The Code for the Tendering and Performance of Building Work 2016

The Code was introduced in December 2016 under the Building and Construction Industry (Improving Productivity) Act 2016 (Cth). Together, these reforms are intended by the Coalition Government to ‘restore the rule of law’ in the Australian construction industry.[3]

The Code specifies requirements that must be met by companies wishing to be eligible to tender for and be awarded Commonwealth-funded building work. These requirements include detailed restrictions on the content of enterprise agreements, aimed at ensuring that these agreements do not impede workplace efficiency or provide various forms of support for building industry unions.

Under amendments to the Code in February 2017, Code-covered entities must have in place enterprise agreements which are fully compliant with the Code by 1 September 2017 (subject to detailed transitional rules).[4]

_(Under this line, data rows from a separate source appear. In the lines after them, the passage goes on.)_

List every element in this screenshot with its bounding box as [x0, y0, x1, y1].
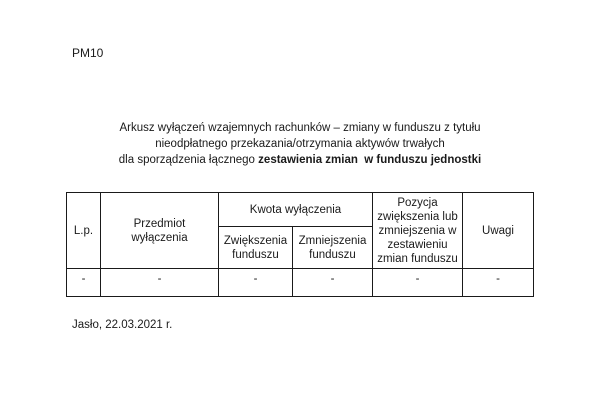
document-heading	[0, 120, 600, 168]
heading-line-1: Arkusz wyłączeń wzajemnych rachunków – zmiany w funduszu z tytułu	[119, 122, 481, 134]
heading-bold-part-1: zestawienia zmian	[258, 154, 358, 166]
header-subject: Przedmiot wyłączenia	[101, 193, 219, 269]
cell-subject: -	[101, 269, 219, 297]
doc-code: PM10	[72, 46, 104, 60]
heading-line-3	[0, 152, 600, 168]
eliminations-table	[66, 192, 534, 297]
header-increases: Zwiększenia funduszu	[219, 227, 293, 269]
header-lp: L.p.	[67, 193, 101, 269]
table-header-row	[67, 193, 534, 227]
header-decreases: Zmniejszenia funduszu	[293, 227, 373, 269]
place-date: Jasło, 22.03.2021 r.	[72, 319, 173, 331]
cell-increases: -	[219, 269, 293, 297]
cell-remarks: -	[463, 269, 534, 297]
table-row	[67, 269, 534, 297]
cell-decreases: -	[293, 269, 373, 297]
header-amount-group: Kwota wyłączenia	[219, 193, 373, 227]
header-position: Pozycja zwiększenia lub zmniejszenia w zestawieniu zmian funduszu	[373, 193, 463, 269]
header-remarks: Uwagi	[463, 193, 534, 269]
cell-lp: -	[67, 269, 101, 297]
heading-bold-part-2: w funduszu jednostki	[364, 154, 482, 166]
cell-position: -	[373, 269, 463, 297]
heading-line-3-prefix: dla sporządzenia łącznego	[118, 154, 255, 166]
heading-line-2: nieodpłatnego przekazania/otrzymania aktywów trwałych	[155, 138, 445, 150]
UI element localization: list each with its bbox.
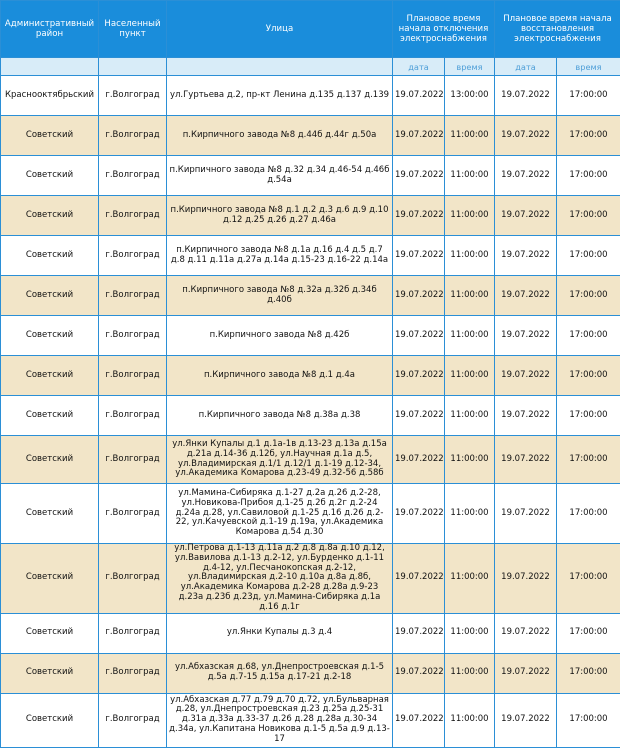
cell-street: п.Кирпичного завода №8 д.1а д.16 д.4 д.5 д.7 д.8 д.11 д.11а д.27а д.14а д.15-23 д.16-22 д.14а	[167, 236, 393, 276]
cell-on-time: 17:00:00	[557, 693, 620, 747]
cell-off-date: 19.07.2022	[393, 653, 445, 693]
table-row	[1, 316, 620, 356]
cell-on-date: 19.07.2022	[495, 484, 557, 544]
table-row	[1, 613, 620, 653]
cell-on-time: 17:00:00	[557, 76, 620, 116]
cell-off-time: 11:00:00	[445, 436, 495, 484]
cell-district: Советский	[1, 276, 99, 316]
table-row	[1, 276, 620, 316]
cell-street: п.Кирпичного завода №8 д.1 д.2 д.3 д.6 д.9 д.10 д.12 д.25 д.26 д.27 д.46а	[167, 196, 393, 236]
cell-off-time: 11:00:00	[445, 484, 495, 544]
table-row	[1, 76, 620, 116]
cell-on-time: 17:00:00	[557, 276, 620, 316]
cell-on-date: 19.07.2022	[495, 76, 557, 116]
cell-district: Советский	[1, 116, 99, 156]
subheader-on-date: дата	[495, 58, 557, 76]
table-row	[1, 693, 620, 747]
cell-on-date: 19.07.2022	[495, 613, 557, 653]
cell-on-date: 19.07.2022	[495, 356, 557, 396]
cell-on-date: 19.07.2022	[495, 316, 557, 356]
cell-on-time: 17:00:00	[557, 653, 620, 693]
cell-street: п.Кирпичного завода №8 д.44б д.44г д.50а	[167, 116, 393, 156]
cell-on-date: 19.07.2022	[495, 653, 557, 693]
table-row	[1, 196, 620, 236]
cell-district: Советский	[1, 396, 99, 436]
header-district: Административный район	[1, 1, 99, 58]
subheader-empty-settlement	[99, 58, 167, 76]
cell-settlement: г.Волгоград	[99, 196, 167, 236]
cell-settlement: г.Волгоград	[99, 484, 167, 544]
table-row	[1, 484, 620, 544]
cell-off-date: 19.07.2022	[393, 356, 445, 396]
cell-settlement: г.Волгоград	[99, 693, 167, 747]
cell-off-time: 11:00:00	[445, 653, 495, 693]
cell-on-time: 17:00:00	[557, 156, 620, 196]
cell-on-time: 17:00:00	[557, 484, 620, 544]
cell-settlement: г.Волгоград	[99, 276, 167, 316]
cell-off-date: 19.07.2022	[393, 544, 445, 614]
cell-district: Советский	[1, 356, 99, 396]
cell-settlement: г.Волгоград	[99, 316, 167, 356]
cell-street: п.Кирпичного завода №8 д.32а д.32б д.34б д.40б	[167, 276, 393, 316]
cell-district: Краснооктябрьский	[1, 76, 99, 116]
table-row	[1, 396, 620, 436]
cell-district: Советский	[1, 156, 99, 196]
cell-off-time: 11:00:00	[445, 276, 495, 316]
cell-off-date: 19.07.2022	[393, 116, 445, 156]
cell-settlement: г.Волгоград	[99, 156, 167, 196]
cell-on-time: 17:00:00	[557, 356, 620, 396]
cell-off-date: 19.07.2022	[393, 436, 445, 484]
cell-on-date: 19.07.2022	[495, 196, 557, 236]
cell-on-date: 19.07.2022	[495, 276, 557, 316]
cell-district: Советский	[1, 236, 99, 276]
subheader-empty-district	[1, 58, 99, 76]
cell-off-date: 19.07.2022	[393, 484, 445, 544]
cell-street: п.Кирпичного завода №8 д.42б	[167, 316, 393, 356]
cell-on-time: 17:00:00	[557, 396, 620, 436]
cell-street: п.Кирпичного завода №8 д.1 д.4а	[167, 356, 393, 396]
cell-off-date: 19.07.2022	[393, 693, 445, 747]
subheader-off-time: время	[445, 58, 495, 76]
cell-street: ул.Абхазская д.77 д.79 д.70 д.72, ул.Бульварная д.28, ул.Днепростроевская д.23 д.25а д.25-31 д.31а д.33а д.33-37 д.26 д.28 д.28а д.30-34 д.34а, ул.Капитана Новикова д.1-5 д.5а д.9 д.13-17	[167, 693, 393, 747]
cell-off-time: 11:00:00	[445, 693, 495, 747]
subheader-on-time: время	[557, 58, 620, 76]
cell-off-time: 11:00:00	[445, 396, 495, 436]
header-row	[1, 1, 620, 58]
cell-on-time: 17:00:00	[557, 116, 620, 156]
cell-off-time: 11:00:00	[445, 356, 495, 396]
cell-off-date: 19.07.2022	[393, 316, 445, 356]
cell-district: Советский	[1, 544, 99, 614]
cell-off-time: 11:00:00	[445, 196, 495, 236]
table-row	[1, 116, 620, 156]
table-row	[1, 544, 620, 614]
cell-settlement: г.Волгоград	[99, 653, 167, 693]
cell-settlement: г.Волгоград	[99, 544, 167, 614]
cell-street: п.Кирпичного завода №8 д.38а д.38	[167, 396, 393, 436]
cell-district: Советский	[1, 613, 99, 653]
subheader-empty-street	[167, 58, 393, 76]
cell-on-time: 17:00:00	[557, 316, 620, 356]
cell-district: Советский	[1, 196, 99, 236]
cell-district: Советский	[1, 484, 99, 544]
cell-street: ул.Абхазская д.68, ул.Днепростроевская д.1-5 д.5а д.7-15 д.15а д.17-21 д.2-18	[167, 653, 393, 693]
cell-settlement: г.Волгоград	[99, 236, 167, 276]
header-off-time: Плановое время начала отключения электроснабжения	[393, 1, 495, 58]
cell-street: ул.Мамина-Сибиряка д.1-27 д.2а д.26 д.2-28, ул.Новикова-Прибоя д.1-25 д.2б д.2г д.2-24 д.24а д.28, ул.Савиловой д.1-25 д.16 д.26 д.2-22, ул.Качуевской д.1-19 д.19а, ул.Академика Комарова д.54 д.30	[167, 484, 393, 544]
cell-on-date: 19.07.2022	[495, 544, 557, 614]
cell-settlement: г.Волгоград	[99, 436, 167, 484]
table-row	[1, 436, 620, 484]
cell-off-time: 11:00:00	[445, 544, 495, 614]
cell-off-time: 11:00:00	[445, 613, 495, 653]
cell-street: п.Кирпичного завода №8 д.32 д.34 д.46-54 д.46б д.54а	[167, 156, 393, 196]
cell-settlement: г.Волгоград	[99, 116, 167, 156]
cell-off-time: 11:00:00	[445, 236, 495, 276]
cell-off-time: 11:00:00	[445, 316, 495, 356]
cell-street: ул.Янки Купалы д.1 д.1а-1в д.13-23 д.13а д.15а д.21а д.14-36 д.12б, ул.Научная д.1а д.5, ул.Владимирская д.1/1 д.12/1 д.1-19 д.12-34, ул.Академика Комарова д.23-49 д.32-56 д.58б	[167, 436, 393, 484]
table-row	[1, 156, 620, 196]
cell-on-date: 19.07.2022	[495, 436, 557, 484]
header-settlement: Населенный пункт	[99, 1, 167, 58]
subheader-row	[1, 58, 620, 76]
cell-off-date: 19.07.2022	[393, 196, 445, 236]
cell-off-time: 13:00:00	[445, 76, 495, 116]
cell-off-time: 11:00:00	[445, 116, 495, 156]
cell-district: Советский	[1, 693, 99, 747]
cell-settlement: г.Волгоград	[99, 356, 167, 396]
cell-off-date: 19.07.2022	[393, 613, 445, 653]
table-header	[1, 1, 620, 76]
header-street: Улица	[167, 1, 393, 58]
cell-district: Советский	[1, 653, 99, 693]
cell-off-date: 19.07.2022	[393, 276, 445, 316]
cell-settlement: г.Волгоград	[99, 613, 167, 653]
cell-settlement: г.Волгоград	[99, 396, 167, 436]
cell-off-date: 19.07.2022	[393, 76, 445, 116]
cell-off-time: 11:00:00	[445, 156, 495, 196]
cell-off-date: 19.07.2022	[393, 236, 445, 276]
cell-district: Советский	[1, 436, 99, 484]
cell-street: ул.Янки Купалы д.3 д.4	[167, 613, 393, 653]
cell-on-time: 17:00:00	[557, 436, 620, 484]
cell-on-date: 19.07.2022	[495, 156, 557, 196]
cell-on-time: 17:00:00	[557, 196, 620, 236]
table-row	[1, 356, 620, 396]
subheader-off-date: дата	[393, 58, 445, 76]
cell-off-date: 19.07.2022	[393, 156, 445, 196]
cell-on-time: 17:00:00	[557, 236, 620, 276]
cell-on-date: 19.07.2022	[495, 396, 557, 436]
header-on-time: Плановое время начала восстановления электроснабжения	[495, 1, 620, 58]
cell-off-date: 19.07.2022	[393, 396, 445, 436]
table-body	[1, 76, 620, 748]
table-row	[1, 653, 620, 693]
cell-street: ул.Гуртьева д.2, пр-кт Ленина д.135 д.137 д.139	[167, 76, 393, 116]
table-row	[1, 236, 620, 276]
cell-street: ул.Петрова д.1-13 д.11а д.2 д.8 д.8а д.10 д.12, ул.Вавилова д.1-13 д.2-12, ул.Бурденко д.1-11 д.4-12, ул.Песчанокопская д.2-12, ул.Владимирская д.2-10 д.10а д.8а д.8б, ул.Академика Комарова д.2-28 д.28а д.9-23 д.23а д.23б д.23д, ул.Мамина-Сибиряка д.1а д.16 д.1г	[167, 544, 393, 614]
cell-on-time: 17:00:00	[557, 613, 620, 653]
cell-on-date: 19.07.2022	[495, 116, 557, 156]
cell-district: Советский	[1, 316, 99, 356]
cell-on-time: 17:00:00	[557, 544, 620, 614]
cell-settlement: г.Волгоград	[99, 76, 167, 116]
cell-on-date: 19.07.2022	[495, 236, 557, 276]
cell-on-date: 19.07.2022	[495, 693, 557, 747]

Last week, the Labor Opposition attempted to move for the disallowance of the Code (which is a legislative instrument) in the Senate. However, cross-bench senators (One Nation, Nick Xenophon Team and Senators Bernardi, Leyonhjelm and Gighuhi) supported the Government in defeating the disallowance motion.

In the Senate debate, Senator Xenophon stated that, as a general principle, one industry should not be singled out for separate regulation. However, the many court findings of unlawful conduct by the Construction, Forestry, Mining and Energy Union (CFMEU) necessitated intervention to drive cultural change:

‘If Commonwealth money is involved on [building] sites, then it is reasonable to expect a reasonable standard of behaviour. … The conduct and the behaviour has not changed; therefore, the building code should not change.’[5]

What does this mean for employers?

The defeat of the Code disallowance motion means that building industry employers should proceed with efforts to put in place Code-compliant enterprise agreements ahead of the 1 September deadline.

This requires variation or termination of existing agreements in a way that meets the requirements of the FW Act, including:

  • obtaining approval by a valid majority of employees;
  • taking into account the views of any unions covered by an agreement; and
  • approval by the Fair Work Commission.

Given the tight time-frame, employers will need to move quickly in order to remain Code-compliant from 1 September 2017.

Assessment of proposed agreement variations or new agreements by the Australian Building and Construction Commission must also be factored into this process.